- La fibromialgia es una enfermedad crónica caracterizada por dolor generalizado y puntos sensibles en todo el cuerpo, que puede acompañarse de fatiga y problemas de sueño.
- La causa exacta no se ha determinado, pero pueden estar involucrados diversos factores, como la predisposición genética y ciertas enfermedades que provocan dolor.
- Se sabe que en la fibromialgia el procesamiento del dolor es diferente, lo que puede hacer que haya mayor sensibilidad o una respuesta más intensa a los estímulos dolorosos.
- Las manifestaciones típicas son dolor persistente y rigidez generalizada, fatiga y trastornos del sueño, que pueden acompañarse de deterioro en el pensamiento, la memoria y la concentración.
- Puede ocurrir en cualquier persona, pero es más común en mujeres, personas de mediana edad o mayores, aquellas con antecedentes familiares o con lupus, artritis reumatoide, osteoartritis o espondilitis anquilosante.

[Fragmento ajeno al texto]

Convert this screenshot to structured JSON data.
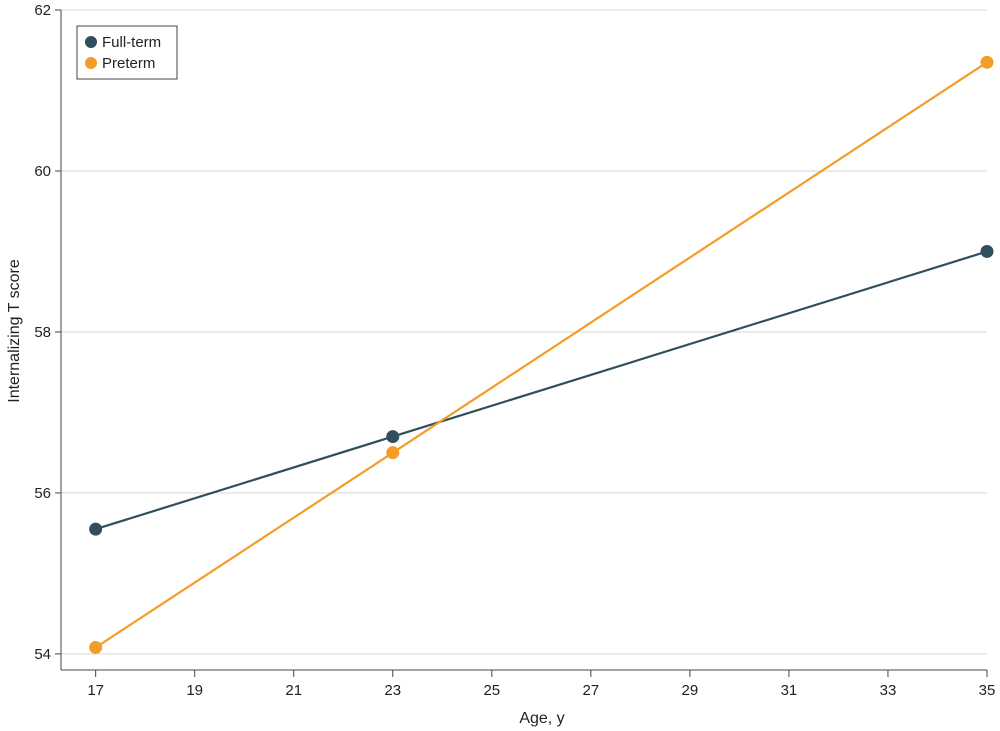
{
  "chart_data": {
    "type": "line",
    "xlabel": "Age, y",
    "ylabel": "Internalizing T score",
    "xlim": [
      16.3,
      35
    ],
    "ylim": [
      53.8,
      62
    ],
    "x_ticks": [
      17,
      19,
      21,
      23,
      25,
      27,
      29,
      31,
      33,
      35
    ],
    "y_ticks": [
      54,
      56,
      58,
      60,
      62
    ],
    "x_tick_labels": [
      "17",
      "19",
      "21",
      "23",
      "25",
      "27",
      "29",
      "31",
      "33",
      "35"
    ],
    "y_tick_labels": [
      "54",
      "56",
      "58",
      "60",
      "62"
    ],
    "grid": "horizontal",
    "legend": "top-left",
    "series": [
      {
        "name": "Full-term",
        "color": "#2f4f5f",
        "x": [
          17,
          23,
          35
        ],
        "y": [
          55.55,
          56.7,
          59.0
        ]
      },
      {
        "name": "Preterm",
        "color": "#f39c27",
        "x": [
          17,
          23,
          35
        ],
        "y": [
          54.08,
          56.5,
          61.35
        ]
      }
    ]
  }
}
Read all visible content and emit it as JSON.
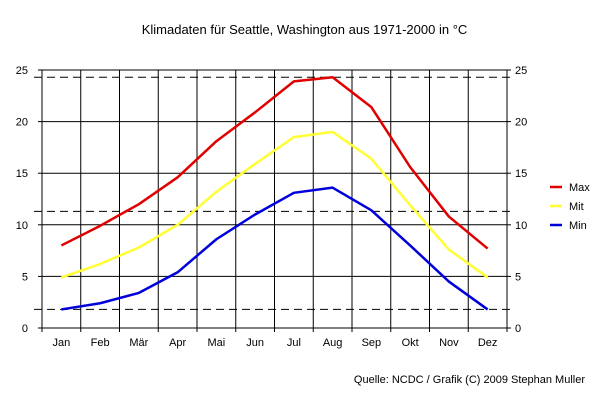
{
  "chart_data": {
    "type": "line",
    "title": "Klimadaten für Seattle, Washington aus 1971-2000 in °C",
    "categories": [
      "Jan",
      "Feb",
      "Mär",
      "Apr",
      "Mai",
      "Jun",
      "Jul",
      "Aug",
      "Sep",
      "Okt",
      "Nov",
      "Dez"
    ],
    "ylim": [
      0,
      25
    ],
    "yticks": [
      0,
      5,
      10,
      15,
      20,
      25
    ],
    "grid": true,
    "legend_position": "right",
    "reference_lines": [
      24.3,
      11.3,
      1.8
    ],
    "series": [
      {
        "name": "Max",
        "color": "#e00000",
        "values": [
          8.0,
          9.9,
          12.0,
          14.6,
          18.1,
          20.9,
          23.9,
          24.3,
          21.4,
          15.6,
          10.8,
          7.7
        ]
      },
      {
        "name": "Mit",
        "color": "#ffff33",
        "values": [
          4.9,
          6.2,
          7.8,
          10.0,
          13.2,
          15.9,
          18.5,
          19.0,
          16.4,
          11.9,
          7.6,
          4.9
        ]
      },
      {
        "name": "Min",
        "color": "#0000dd",
        "values": [
          1.8,
          2.4,
          3.4,
          5.4,
          8.6,
          11.0,
          13.1,
          13.6,
          11.4,
          8.0,
          4.5,
          1.8
        ]
      }
    ],
    "source": "Quelle: NCDC / Grafik (C) 2009 Stephan Muller"
  }
}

- Los síntomas persisten centrados en el dolor crónico y la fatiga, y pueden presentarse junto con hormigueo, hipersensibilidad sensorial, cefalea/migraña, ansiedad/depresión, síndrome del intestino irritable y problemas de la articulación temporomandibular.
- El diagnóstico se realiza integrando la historia clínica y el patrón de los síntomas, junto con la exploración física, y evaluando otras enfermedades que provocan síntomas similares.
- No existe una prueba específica para confirmar aisladamente la fibromialgia; dado que el dolor y la fatiga aparecen en diversas enfermedades, no se deben negar los síntomas basándose únicamente en resultados de pruebas normales o inespecíficas.
- El manejo se centra en aliviar los síntomas y mantener la función, combinando el sueño, la actividad física, el control del estrés, la regulación de la carga de actividad y el apoyo psicosocial según la situación individual.
- Actualmente no existe un tratamiento curativo; el objetivo del tratamiento es reducir los síntomas como el dolor, las alteraciones del sueño y la fatiga, y facilitar las funciones diarias.